If it is so that men practiced with men, what about the women?  The level of dance for women, it seems, was not expected to be very high.  This doesn’t mean women couldn’t dance extremely well, but there was little focus on her technique.

Oh no.  That “evil” word: TECHNIQUE.  Technique, in our books, does not entail learning how to do adornments or “performing” with your legs.  Instead, technique provides different methods to ensure your body feels comfortable, is properly aligned for the dance, and as a cherry on top, looks good.

When women decided to take control of their role in the Tango partnership, this is when we believe Tango EVOLVED.  If a woman is interested in being on her own feet, maintaining her own axis, and providing space for the dance, then a woman will “stick out her butt”.  On a purely physical level, women have pelvises that naturally tilt in a position that causes their behinds to stick out slightly.  Secondly, putting this type of pelvic-tilting body onto a pair of high heels will create an increased tilt.  Therefore, asking a woman to flatten her back/behind is in fact asking her to do something completely unnatural for her body in that situation (if her body is “naturally” aligned to begin with – and many bodies are not “naturally” aligned).

So what does it mean to “stick out one’s butt”?  It does NOT mean arching your back or tilting your pelvis more than it naturally tilts.  What it does mean is pulling your hips back over your ankles so that the line from your hips to your ankles is perpendicular with the ground.  How else can a woman expect to maintain her own axis if this line is slanted towards her partner?

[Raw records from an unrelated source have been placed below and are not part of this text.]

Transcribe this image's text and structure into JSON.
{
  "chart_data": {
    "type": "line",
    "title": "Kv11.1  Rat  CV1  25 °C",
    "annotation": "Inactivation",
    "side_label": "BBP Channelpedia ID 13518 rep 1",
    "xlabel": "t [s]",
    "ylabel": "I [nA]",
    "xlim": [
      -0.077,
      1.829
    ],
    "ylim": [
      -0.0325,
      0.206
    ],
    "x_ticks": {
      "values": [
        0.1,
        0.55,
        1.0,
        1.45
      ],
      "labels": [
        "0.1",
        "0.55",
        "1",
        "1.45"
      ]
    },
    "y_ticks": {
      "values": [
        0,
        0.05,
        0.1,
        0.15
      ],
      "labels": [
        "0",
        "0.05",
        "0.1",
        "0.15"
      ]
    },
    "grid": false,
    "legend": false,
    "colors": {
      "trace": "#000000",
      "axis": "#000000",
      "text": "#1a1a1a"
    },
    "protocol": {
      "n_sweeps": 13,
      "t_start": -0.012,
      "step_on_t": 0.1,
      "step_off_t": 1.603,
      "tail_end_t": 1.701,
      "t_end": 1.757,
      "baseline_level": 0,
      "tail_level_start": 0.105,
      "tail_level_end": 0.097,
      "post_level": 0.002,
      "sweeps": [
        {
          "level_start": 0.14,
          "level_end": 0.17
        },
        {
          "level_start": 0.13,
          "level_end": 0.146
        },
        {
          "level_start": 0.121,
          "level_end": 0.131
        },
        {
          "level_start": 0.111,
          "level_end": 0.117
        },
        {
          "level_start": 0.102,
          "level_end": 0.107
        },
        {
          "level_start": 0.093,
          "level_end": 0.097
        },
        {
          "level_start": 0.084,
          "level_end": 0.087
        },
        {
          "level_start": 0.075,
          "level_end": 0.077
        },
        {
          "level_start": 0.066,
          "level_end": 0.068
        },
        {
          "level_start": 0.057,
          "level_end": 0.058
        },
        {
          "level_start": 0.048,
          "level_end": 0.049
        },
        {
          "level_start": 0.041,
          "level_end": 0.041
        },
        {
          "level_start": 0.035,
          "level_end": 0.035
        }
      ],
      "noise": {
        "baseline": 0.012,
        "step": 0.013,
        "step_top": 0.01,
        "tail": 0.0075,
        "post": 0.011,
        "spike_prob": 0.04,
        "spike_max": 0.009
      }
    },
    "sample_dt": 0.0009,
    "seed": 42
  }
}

This idea was a huge “AHA” moment for K in Buenos Aires and combined with two other concepts (to follow) were groundbreaking for her.  To give you a hint, there are four concepts that most tangueras are taught which were all proven to be wrong for K in Buenos Aires.  The first one: don’t stick out your butt.  The second one: put your weight forward on the balls of your feet.  The third one: collect your feet/knees/thighs.  The fourth one: don’t move your hips.  All four… WRONG.  Or in other words: not beneficial to one’s dance if what you are seeking is a comfortable and efficient Tango.